Da questa sensibilità è nato Club Care, un progetto dedicato alla cura all’interno del clubbing e dei festival. Spesso nei luoghi di festa si sperimenta una strana solitudine: si balla insieme, eppure ci si sente isolati, soprattutto quando emergono fragilità e disagi, si usano sostanze o cresce il rischio di molestie. Chi organizza tende a delegare, i sanitari intervengono solo a emergenza conclamata e la sicurezza tende a pensare esclusivamente all’ordine generale. Manca una figura cruciale: la mediatrice. Il ruolo di Eleonora è esattamente questo.
Prendersi cura delle vulnerabilità nei contesti del divertimento viene ancora visto come qualcosa di poco attraente, mentre nelle sue parole dovrebbe diventare un pilastro della programmazione, pensato fin dall’inizio.

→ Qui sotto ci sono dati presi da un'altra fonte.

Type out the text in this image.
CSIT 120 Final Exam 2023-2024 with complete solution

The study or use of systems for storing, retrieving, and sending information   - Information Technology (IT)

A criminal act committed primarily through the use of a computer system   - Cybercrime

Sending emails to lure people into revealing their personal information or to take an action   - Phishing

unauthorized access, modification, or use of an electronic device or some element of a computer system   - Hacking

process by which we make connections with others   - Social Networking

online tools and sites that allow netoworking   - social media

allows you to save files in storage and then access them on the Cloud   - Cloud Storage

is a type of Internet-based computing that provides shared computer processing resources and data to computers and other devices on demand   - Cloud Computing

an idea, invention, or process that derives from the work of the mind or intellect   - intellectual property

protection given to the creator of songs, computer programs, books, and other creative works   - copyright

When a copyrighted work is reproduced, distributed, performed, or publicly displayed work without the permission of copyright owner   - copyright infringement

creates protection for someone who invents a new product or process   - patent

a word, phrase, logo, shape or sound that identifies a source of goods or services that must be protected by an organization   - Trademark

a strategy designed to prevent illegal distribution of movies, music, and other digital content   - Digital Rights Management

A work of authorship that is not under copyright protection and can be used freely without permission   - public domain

Immagina festival virtuosi che prevedono la presenza di figure professionali e di psicolog* in grado di accogliere e gestire ogni situazione di disagio in tempo reale, prima che possa degenerare.
Per contagiare l’intera società, però, questa visione dovrebbe partire dalle istituzioni. Una politica civile, infatti, si dimostra accessibile nelle pratiche quotidiane: basti pensare a quanto sarebbe rivoluzionario calendarizzare i consigli comunali in orari che permettano alle consigliere mamme di conciliare vita pubblica e privata. Lo sta facendo Zohran Mamdani: perché coltivare e cambiare il proprio orto è il primo passo effettivo per cambiare il mondo.
Eleonora sogna una città che introduca il Cura Day: una giornata ogni sei mesi in cui aziende e cittadini dedicano il proprio tempo al servizio civile, sostenendo le realtà sociali del territorio. Per gestire le fragilità urbane servono competenze specifiche, buone pratiche da imparare e diffondere. Una giornata così radicherebbe uno spirito di civiltà capace di valorizzare e premiare chi sceglie di prendersi cura degli altri.
In fondo, si tratta di un’educazione alla reciprocità. Un esempio perfetto è il gesto di mettere la freccia in automobile, che diventa la metafora ideale del consenso. Troppo spesso si dà per scontato che gli altri indovinino le intenzioni altrui, mentre serve una comunicazione esplicita, chiara e condivisa. Rendere visibili le proprie direzioni è, per Eleonora, il primo vero atto di cura verso la comunità.